Learning About Perspective and Belgian Landscapes at Boston College

Last fall the McMullen Museum at Boston College hosted a beautiful exhibit of illuminated manuscripts and had a wonderful class for children where they got to make manuscripts of their own. Bella, Sophie, Ben, and I loved that class and the opportunity to grind pigments and paint with homemade inks. So when I got an email from them telling me about a new series of art classes this fall, I was quite excited.

This fall’s exhibit is one of Belgian landscapes. And today’s class was about perspective. First there was a short presentation about how artists create a sense of depth. We looked at a slideshow and discussed various works. We talked about overlapping and use of size, closer objects are bigger and further objects are smaller. And then we talked about atmospheric perspective, using details and color to distinguish the foreground, mid-ground, and background.And we also looked at single point and two point perspective.

Then we went to the gallery and looked at a handful of pictures. The children made observations about the paintings and drawings, really getting to look closely at them and get a chance to use the vocabulary they’d just learned to describe what they see.

Then back to the classroom where the children were guided through making simple pictures using one point perspective and then another picture using two point perspective, and finally a third using atmospheric perspective. For the third they got to use charcoal and chalk, which was messy and fun.

Poor Sophie got overwhelmed doing the first picture. She was a bit confused about the directions early on and the pacing was such that she never was able to recover. She got more and more frustrated and gave up. And then was too upset to even try to do the other pictures either. But Bella and Ben both had a great time and really got into it.

After the class we went back to the gallery to take a longer look at pictures that had caught our eyes but we hadn’t been able to linger over. We poked into one room the class hadn’t even entered. We found quite a few pictures to enjoy and examine. And the children were also taken with the large projections of video images of Belgian landscapes.
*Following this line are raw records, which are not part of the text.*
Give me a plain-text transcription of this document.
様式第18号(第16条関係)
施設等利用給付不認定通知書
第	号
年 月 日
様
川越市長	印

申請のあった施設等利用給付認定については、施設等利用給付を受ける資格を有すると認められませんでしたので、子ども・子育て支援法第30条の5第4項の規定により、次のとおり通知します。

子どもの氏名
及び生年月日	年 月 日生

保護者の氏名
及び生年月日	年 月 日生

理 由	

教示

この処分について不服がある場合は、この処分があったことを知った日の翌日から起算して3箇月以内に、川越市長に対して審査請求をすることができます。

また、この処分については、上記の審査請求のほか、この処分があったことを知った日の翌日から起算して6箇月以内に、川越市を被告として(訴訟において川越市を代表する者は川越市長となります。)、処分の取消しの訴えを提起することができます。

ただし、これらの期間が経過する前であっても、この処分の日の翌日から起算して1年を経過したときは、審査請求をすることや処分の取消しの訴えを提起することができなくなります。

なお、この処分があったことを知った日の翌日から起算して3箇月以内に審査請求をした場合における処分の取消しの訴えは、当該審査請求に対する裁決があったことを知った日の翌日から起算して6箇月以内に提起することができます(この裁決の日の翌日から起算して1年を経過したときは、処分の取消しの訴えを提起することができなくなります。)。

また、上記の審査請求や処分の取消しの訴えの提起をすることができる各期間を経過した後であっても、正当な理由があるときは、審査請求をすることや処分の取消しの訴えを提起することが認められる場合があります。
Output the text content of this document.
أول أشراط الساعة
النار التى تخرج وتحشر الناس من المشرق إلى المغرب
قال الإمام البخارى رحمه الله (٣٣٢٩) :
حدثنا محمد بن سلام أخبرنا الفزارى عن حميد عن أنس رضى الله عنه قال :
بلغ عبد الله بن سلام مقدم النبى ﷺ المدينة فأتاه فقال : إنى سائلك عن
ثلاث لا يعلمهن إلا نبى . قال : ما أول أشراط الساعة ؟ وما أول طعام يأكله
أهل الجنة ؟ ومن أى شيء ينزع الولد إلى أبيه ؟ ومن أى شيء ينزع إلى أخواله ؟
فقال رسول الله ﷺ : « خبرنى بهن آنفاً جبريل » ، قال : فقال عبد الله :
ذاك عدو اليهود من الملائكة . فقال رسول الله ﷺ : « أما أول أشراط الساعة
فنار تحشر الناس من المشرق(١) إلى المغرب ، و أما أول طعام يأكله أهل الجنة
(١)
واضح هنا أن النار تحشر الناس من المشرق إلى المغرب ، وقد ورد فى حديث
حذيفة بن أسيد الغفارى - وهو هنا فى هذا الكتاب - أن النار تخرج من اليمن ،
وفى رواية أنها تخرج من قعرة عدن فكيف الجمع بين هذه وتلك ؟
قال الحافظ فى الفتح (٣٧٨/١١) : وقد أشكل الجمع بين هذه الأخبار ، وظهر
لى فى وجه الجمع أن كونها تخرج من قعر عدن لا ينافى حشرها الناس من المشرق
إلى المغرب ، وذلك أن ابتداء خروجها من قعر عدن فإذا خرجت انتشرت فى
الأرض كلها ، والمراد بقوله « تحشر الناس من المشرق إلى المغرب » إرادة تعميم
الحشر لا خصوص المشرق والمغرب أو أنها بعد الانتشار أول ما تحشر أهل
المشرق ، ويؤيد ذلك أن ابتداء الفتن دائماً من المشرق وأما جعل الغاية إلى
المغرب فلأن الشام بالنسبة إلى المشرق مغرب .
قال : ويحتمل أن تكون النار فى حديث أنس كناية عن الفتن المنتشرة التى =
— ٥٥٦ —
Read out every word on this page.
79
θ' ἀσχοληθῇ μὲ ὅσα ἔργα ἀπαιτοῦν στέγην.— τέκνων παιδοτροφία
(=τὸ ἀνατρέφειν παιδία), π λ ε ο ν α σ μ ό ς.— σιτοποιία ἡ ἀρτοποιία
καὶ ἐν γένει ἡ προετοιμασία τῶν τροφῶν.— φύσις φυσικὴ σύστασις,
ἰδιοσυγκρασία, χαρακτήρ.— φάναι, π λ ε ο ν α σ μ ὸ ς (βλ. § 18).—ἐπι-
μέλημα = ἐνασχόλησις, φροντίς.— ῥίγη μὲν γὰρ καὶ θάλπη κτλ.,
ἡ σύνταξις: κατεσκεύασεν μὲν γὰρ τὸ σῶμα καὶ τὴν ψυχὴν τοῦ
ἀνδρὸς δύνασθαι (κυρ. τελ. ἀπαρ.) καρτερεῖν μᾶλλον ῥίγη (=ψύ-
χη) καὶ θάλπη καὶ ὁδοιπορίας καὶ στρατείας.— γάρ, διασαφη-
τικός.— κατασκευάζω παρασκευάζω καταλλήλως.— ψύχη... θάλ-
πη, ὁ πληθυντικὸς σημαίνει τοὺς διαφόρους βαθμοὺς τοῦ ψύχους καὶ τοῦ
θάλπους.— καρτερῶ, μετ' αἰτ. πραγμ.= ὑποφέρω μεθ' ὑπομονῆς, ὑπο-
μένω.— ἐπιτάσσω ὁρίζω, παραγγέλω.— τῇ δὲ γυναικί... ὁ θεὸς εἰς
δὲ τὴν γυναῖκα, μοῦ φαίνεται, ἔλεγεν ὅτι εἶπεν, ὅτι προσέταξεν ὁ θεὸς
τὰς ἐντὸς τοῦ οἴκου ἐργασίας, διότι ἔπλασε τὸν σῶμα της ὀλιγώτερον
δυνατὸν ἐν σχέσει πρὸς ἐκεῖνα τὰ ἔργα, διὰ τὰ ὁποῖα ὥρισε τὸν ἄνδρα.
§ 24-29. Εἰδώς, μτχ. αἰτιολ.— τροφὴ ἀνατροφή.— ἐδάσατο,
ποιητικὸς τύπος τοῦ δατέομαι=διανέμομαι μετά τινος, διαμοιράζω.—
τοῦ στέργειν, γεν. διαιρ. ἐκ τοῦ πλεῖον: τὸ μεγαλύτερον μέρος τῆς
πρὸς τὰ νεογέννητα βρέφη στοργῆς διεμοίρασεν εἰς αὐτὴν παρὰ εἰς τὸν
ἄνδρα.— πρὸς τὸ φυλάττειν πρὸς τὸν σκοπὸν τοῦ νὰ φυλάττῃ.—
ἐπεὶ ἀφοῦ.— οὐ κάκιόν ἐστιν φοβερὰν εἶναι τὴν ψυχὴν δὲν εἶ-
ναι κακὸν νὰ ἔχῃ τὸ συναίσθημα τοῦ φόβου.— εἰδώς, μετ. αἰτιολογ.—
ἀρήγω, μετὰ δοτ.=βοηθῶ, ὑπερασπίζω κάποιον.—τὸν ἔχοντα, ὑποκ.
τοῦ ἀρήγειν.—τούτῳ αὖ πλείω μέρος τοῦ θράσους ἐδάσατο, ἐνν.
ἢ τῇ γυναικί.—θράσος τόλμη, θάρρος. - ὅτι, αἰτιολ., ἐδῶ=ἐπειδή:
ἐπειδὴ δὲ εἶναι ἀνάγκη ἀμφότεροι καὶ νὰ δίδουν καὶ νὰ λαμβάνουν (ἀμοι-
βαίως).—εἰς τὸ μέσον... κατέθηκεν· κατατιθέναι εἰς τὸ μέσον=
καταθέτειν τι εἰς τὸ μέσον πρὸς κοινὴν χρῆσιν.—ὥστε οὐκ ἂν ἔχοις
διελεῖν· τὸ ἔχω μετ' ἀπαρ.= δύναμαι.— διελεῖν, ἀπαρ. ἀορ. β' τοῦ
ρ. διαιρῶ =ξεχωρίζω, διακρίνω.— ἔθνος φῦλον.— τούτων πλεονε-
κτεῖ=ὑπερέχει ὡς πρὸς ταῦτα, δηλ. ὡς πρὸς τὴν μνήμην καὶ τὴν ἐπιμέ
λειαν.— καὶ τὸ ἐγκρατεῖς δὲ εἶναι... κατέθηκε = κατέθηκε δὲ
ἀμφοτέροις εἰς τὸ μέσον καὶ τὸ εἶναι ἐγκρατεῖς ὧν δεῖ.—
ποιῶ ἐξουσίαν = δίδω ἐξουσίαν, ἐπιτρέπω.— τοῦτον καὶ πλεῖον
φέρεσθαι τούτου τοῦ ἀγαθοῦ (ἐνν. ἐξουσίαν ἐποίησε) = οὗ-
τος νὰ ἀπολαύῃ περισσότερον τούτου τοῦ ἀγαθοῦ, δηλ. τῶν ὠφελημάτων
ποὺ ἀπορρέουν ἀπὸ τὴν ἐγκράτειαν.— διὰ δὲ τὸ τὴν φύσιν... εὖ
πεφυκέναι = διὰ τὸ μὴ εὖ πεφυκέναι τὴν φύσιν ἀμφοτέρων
As we left the museum they were all chattering about the works, the class, and the ideas. Even Sophie had a lot to say, not only about the works in the gallery, but about the drawing techniques as well. I’m hoping this week will afford lots of opportunities to put some of what we learned into practice. Anthony was sad that he’d not been able to go, being below the official cut off age. Though there were children there who looked much younger than he is. Next time, I’ll definitely include him in the class.

I am very much looking forward to seeing what new classes might be offered in the spring. The McMullen really seems to be a first rate little museum with a very strong educational bent. As is appropriate with a museum associated with a college. And it’s very fun for me to be able to revisit Boston College, where I spent two lovely years getting my MA. One of these days, I want to take the kids all over campus. But that’s a pretty big walking tour by itself.